By virtue of the present invention, sufficient amounts of the Bolekine polypeptide may be made available to perform such analytical studies as X-ray crystallography. In addition, knowledge of the Bolekine polypeptide amino acid sequence provided herein will provide guidance to those employing computer modeling techniques in place of or in addition to x-ray crystallography.

Deposit of Material The following materials have been deposited with the American Type Culture Collection, 10801 University Blvd., Manassas, VA 20110-2209, USA (ATCC): Material ATCC Dep. No. Deposit Date DNA39523-1192 (Bolekine) 209424 October 31,1997 These deposits were made under the provisions of the Budapest Treaty on the International Recognition of the Deposit of Microorganisms for the Purpose of Patent Procedure and the Regulations thereunder (Budapest Treaty). This assures maintenance of a viable culture of the deposit for 30 years from the date of deposit. The deposits will be made available by ATCC under the terms of the Budapest Treaty, and subject to an agreement between Genentech, Inc. and ATCC, which assures permanent and unrestricted availability of the progeny of the culture of the deposit to the public upon issuance of the pertinent U. S. patent or upon laying open to the public of any U. S. or foreign patent application, whichever comes first, and assures availability of the progeny to one determined by the U. S. Commissioner of Patents and Trademarks to be entitled thereto according to 35 USC § 122 and the Commissioner's rules pursuant thereto (including 37 CFR § 1.14 with particular reference to 886 OG 638).

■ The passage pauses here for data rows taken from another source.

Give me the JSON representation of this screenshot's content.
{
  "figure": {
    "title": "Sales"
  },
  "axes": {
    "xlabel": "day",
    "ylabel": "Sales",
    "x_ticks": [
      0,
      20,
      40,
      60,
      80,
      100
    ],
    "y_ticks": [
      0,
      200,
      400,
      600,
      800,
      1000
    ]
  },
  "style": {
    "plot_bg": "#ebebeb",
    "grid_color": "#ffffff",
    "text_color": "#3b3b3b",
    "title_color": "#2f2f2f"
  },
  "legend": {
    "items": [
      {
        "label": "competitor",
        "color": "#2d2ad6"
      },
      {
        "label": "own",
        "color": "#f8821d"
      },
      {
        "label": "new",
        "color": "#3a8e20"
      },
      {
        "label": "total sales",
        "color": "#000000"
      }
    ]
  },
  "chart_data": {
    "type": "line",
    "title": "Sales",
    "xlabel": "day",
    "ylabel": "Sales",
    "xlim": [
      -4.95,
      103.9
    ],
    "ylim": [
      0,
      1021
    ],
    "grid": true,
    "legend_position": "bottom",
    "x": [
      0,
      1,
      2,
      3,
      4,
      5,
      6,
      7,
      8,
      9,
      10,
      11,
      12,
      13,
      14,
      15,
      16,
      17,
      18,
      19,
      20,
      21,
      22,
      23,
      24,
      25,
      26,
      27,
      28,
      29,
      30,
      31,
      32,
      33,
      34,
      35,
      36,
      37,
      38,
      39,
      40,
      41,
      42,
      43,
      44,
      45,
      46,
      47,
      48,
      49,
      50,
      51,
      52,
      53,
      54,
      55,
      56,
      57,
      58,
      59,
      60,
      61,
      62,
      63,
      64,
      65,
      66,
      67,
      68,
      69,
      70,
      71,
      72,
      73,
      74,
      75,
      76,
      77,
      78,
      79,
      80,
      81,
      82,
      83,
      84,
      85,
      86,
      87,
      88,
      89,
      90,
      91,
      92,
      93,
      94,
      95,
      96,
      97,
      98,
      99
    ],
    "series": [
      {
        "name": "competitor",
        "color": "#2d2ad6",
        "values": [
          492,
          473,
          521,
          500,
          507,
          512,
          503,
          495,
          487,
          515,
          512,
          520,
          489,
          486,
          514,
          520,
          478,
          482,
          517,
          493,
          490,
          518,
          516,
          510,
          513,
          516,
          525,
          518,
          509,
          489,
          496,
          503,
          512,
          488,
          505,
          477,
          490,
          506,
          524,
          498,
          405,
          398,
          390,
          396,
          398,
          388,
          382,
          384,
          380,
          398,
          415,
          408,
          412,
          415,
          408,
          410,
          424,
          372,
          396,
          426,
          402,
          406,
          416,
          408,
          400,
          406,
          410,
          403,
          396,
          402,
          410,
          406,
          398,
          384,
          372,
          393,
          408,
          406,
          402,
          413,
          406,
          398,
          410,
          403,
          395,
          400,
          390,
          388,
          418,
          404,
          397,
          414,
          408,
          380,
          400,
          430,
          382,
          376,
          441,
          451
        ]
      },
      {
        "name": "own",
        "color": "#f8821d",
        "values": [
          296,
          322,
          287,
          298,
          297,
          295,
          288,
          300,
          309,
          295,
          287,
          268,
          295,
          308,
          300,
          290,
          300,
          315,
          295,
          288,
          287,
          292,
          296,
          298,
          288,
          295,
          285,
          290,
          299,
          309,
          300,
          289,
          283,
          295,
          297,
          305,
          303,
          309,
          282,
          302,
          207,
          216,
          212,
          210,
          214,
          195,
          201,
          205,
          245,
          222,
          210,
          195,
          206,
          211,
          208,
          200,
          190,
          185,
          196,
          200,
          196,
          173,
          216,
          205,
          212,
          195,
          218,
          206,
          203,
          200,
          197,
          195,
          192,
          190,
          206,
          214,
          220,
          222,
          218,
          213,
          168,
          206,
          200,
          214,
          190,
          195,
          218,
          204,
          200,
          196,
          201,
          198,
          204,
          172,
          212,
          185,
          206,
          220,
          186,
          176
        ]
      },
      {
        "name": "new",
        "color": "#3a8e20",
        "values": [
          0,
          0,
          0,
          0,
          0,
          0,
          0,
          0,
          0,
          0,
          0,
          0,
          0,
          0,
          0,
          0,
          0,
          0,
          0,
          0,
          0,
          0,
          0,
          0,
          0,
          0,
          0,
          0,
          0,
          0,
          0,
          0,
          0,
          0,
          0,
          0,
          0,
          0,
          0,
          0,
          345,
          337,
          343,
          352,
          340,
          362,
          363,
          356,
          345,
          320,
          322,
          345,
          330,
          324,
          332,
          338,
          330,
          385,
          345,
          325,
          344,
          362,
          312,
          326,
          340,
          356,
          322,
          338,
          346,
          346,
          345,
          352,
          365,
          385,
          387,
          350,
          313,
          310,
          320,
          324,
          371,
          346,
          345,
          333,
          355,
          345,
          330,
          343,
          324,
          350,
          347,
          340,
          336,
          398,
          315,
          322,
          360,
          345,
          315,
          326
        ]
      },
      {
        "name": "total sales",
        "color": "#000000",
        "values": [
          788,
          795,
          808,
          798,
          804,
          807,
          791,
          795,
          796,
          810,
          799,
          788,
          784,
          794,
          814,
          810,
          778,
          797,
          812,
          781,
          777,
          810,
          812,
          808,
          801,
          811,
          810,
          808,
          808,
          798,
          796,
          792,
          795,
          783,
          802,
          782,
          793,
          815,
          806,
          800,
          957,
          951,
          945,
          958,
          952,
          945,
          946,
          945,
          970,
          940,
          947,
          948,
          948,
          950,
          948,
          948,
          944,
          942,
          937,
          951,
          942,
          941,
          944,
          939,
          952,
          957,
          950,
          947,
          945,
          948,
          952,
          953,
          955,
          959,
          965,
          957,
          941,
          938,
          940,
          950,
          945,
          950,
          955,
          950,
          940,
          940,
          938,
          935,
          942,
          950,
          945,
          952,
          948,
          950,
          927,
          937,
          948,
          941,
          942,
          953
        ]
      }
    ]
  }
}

The assignee of the present application has agreed that if a culture of the materials on deposit should die or be lost or destroyed when cultivated under suitable conditions, the materials will be promptly replaced on

notification with another of the same. Availability of the deposited material is not to be construed as a license to practice the invention in contravention of the rights granted under the authority of any government in accordance with its patent laws.

The foregoing written specification is considered to be sufficient to enable one skilled in the art to practice the invention. The present invention is not to be limited in scope by the construct deposited, since the deposited embodiment is intended as a single illustration of certain aspects of the invention and any constructs that are functionally equivalent are within the scope of this invention. The deposit of material herein does not constitute an admission that the written description herein contained is inadequate to enable the practice of any aspect of the invention, including the best mode thereof, nor is it to be construed as limiting the scope of the claims to the specific illustrations that it represents. Indeed, various modifications of the invention in addition to those shown and described herein will become apparent to those skilled in the art from the foregoing description and fall within the scope of the appended claims.